Nguyên Dinh Minh Khuê souligne que dans la littérature actuelle l’ennui, la déception ou la solitude sont des sujets beaucoup trop récurrents. «Si vous écrivez sur l’amour, les blessures émotionnelles, vous devez vous investir davantage dans la construction de l’intrigue et des personnages. Personne n’interdit aux jeunes écrivains de sentir, de parler de leurs propres blessures, mais j’ose penser que la vie à l’extérieur est vaste et complexe, avec des milliers d’autres douleurs qui ont toujours besoin d’être partagées par les jeunes écrivains».

L’auteur Huynh Trong Khang, qui est entré dans le monde de la littérature avec son premier roman Mộ phần tuổi trẻ (Sépulture de la jeunesse), a déclaré que l’écrivain est celui qui crée l’œuvre, mais le grand écrivain est celui qui crée le lecteur.

«Avant votre œuvre, le lecteur n’est peut-être pas apparu, mais après votre œuvre, ce public a été formé. Cette œuvre préparera le terrain à l’œuvre suivante», affirme-t-elle.

Selon Tran Xuan Tiên, les jeunes écrivains doivent être plus conscients de leurs produits grâce aux commentaires des lecteurs et des critiques littéraires.

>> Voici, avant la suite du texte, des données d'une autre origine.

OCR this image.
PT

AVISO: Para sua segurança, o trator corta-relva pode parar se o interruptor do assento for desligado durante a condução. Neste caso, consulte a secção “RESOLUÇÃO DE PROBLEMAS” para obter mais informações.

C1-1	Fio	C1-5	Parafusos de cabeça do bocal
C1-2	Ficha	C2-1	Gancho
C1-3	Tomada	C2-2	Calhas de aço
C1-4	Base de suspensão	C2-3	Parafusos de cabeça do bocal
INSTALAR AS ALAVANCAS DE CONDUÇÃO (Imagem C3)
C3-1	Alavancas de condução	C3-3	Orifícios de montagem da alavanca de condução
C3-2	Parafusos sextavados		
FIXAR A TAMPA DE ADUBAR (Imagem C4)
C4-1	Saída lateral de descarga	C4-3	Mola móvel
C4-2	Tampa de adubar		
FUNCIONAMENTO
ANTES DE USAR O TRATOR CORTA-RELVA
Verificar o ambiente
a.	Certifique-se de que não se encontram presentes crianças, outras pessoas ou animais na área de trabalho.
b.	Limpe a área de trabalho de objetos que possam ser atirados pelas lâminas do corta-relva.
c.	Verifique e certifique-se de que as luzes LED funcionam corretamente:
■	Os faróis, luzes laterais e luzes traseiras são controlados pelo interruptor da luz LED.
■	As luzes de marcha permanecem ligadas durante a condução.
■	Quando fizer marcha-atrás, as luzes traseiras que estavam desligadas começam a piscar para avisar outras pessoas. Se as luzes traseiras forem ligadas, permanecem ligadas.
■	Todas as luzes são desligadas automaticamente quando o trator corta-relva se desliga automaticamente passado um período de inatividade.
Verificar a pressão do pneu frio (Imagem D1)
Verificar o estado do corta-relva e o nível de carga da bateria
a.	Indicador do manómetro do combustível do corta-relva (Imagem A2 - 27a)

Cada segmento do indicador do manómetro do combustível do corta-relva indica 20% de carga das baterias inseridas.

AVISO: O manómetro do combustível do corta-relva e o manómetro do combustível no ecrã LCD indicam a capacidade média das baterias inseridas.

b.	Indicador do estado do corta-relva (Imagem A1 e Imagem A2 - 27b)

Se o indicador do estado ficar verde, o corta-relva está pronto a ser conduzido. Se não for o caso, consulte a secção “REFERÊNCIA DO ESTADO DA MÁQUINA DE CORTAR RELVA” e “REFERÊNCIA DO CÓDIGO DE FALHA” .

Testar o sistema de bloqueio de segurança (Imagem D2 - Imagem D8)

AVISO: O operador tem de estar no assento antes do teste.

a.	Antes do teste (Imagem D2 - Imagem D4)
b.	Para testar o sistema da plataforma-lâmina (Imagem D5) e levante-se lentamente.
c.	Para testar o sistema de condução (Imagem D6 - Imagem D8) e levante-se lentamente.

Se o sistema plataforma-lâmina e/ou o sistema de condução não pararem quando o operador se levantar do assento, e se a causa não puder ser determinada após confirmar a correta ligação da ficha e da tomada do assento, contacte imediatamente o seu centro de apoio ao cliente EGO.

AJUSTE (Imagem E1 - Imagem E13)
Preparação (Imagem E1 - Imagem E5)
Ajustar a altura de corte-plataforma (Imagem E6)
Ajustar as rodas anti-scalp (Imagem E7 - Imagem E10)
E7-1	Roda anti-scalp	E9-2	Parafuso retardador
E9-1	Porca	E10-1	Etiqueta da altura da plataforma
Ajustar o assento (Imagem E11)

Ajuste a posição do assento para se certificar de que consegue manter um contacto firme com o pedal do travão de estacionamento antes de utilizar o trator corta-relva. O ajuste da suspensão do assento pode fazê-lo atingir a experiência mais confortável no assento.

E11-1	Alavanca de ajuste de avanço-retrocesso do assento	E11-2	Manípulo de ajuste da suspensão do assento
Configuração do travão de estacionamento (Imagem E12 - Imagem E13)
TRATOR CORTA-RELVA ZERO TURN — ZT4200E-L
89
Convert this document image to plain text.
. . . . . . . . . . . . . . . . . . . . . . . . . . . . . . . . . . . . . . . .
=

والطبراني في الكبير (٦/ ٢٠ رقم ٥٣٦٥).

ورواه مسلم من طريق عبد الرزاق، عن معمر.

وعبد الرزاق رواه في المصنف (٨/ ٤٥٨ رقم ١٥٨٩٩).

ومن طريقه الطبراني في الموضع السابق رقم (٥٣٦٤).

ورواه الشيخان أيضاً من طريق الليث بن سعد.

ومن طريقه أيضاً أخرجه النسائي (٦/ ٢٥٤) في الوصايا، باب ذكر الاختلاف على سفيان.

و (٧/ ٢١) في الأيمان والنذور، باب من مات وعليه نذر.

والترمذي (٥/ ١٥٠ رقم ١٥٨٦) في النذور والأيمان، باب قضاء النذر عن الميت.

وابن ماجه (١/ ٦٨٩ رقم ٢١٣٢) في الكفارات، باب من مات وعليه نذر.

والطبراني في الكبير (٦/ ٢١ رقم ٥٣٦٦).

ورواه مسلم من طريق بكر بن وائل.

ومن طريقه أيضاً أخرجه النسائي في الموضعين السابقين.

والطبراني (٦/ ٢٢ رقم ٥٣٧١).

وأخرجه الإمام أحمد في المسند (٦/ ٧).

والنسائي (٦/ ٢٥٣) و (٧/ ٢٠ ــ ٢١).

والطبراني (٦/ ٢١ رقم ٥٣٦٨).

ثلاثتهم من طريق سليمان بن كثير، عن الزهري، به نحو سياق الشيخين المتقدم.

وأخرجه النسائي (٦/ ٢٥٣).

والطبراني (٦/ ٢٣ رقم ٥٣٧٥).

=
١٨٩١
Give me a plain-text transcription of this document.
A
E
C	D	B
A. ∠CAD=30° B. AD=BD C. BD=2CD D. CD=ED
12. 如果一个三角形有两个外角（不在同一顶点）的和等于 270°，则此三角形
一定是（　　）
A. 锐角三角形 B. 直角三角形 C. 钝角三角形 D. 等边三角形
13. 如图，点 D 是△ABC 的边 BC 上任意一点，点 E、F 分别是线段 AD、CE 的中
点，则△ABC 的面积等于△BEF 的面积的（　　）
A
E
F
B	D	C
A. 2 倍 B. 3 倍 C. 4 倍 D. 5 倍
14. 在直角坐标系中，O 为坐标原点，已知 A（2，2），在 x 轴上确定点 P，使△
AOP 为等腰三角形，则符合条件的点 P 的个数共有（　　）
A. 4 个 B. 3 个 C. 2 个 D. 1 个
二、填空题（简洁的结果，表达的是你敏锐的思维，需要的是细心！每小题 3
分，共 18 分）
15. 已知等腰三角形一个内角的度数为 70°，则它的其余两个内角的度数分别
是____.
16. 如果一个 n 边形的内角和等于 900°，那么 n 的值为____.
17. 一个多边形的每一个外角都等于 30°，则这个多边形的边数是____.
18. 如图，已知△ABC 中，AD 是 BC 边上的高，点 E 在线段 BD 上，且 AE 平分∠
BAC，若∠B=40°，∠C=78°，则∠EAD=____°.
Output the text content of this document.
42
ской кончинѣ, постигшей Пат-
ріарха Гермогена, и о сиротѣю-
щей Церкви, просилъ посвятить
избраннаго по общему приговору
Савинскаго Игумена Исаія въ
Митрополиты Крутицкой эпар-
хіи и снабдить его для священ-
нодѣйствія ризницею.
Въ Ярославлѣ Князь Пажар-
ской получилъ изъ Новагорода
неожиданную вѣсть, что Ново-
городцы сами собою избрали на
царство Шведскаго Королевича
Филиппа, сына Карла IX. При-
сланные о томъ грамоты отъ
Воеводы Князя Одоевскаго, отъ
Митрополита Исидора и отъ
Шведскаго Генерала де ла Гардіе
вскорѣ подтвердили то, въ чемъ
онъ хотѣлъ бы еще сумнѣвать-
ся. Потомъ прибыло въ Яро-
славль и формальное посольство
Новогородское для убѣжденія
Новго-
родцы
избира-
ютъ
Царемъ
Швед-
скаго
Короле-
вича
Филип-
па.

Il ne faut pas tout miser sur le mot «divertissement» et donc relâcher les valeurs fondamentales de la littérature telles que les valeurs esthétiques ou les valeurs de la connaissance...

En outre, de nombreux écrivains ont exprimé des doutes sur la pertinence de se lancer dans la littérature destinée aux enfants et préadolescents. C’est ce que constate Nguyên Quynh Nhu Trân : «À l’heure actuelle, c’est le calme plat concernant la littérature d’enfance. Les écrivains et les lecteurs ne se sont pas encore rencontrés et aucune solution à ce problème de semble émerger».

Le mot de la fin, optimiste, revient à l’écrivain Trân Van Tuân, président de l’Association des écrivains de Hô Chi Minh-Ville «La littérature, c’est de l’émotion et des mots. Les jeunes ont des connaissances littéraires très riches parce qu’ils ont accès à la plupart des cultures des pays que ma génération n’a pas eu la chance de connaître».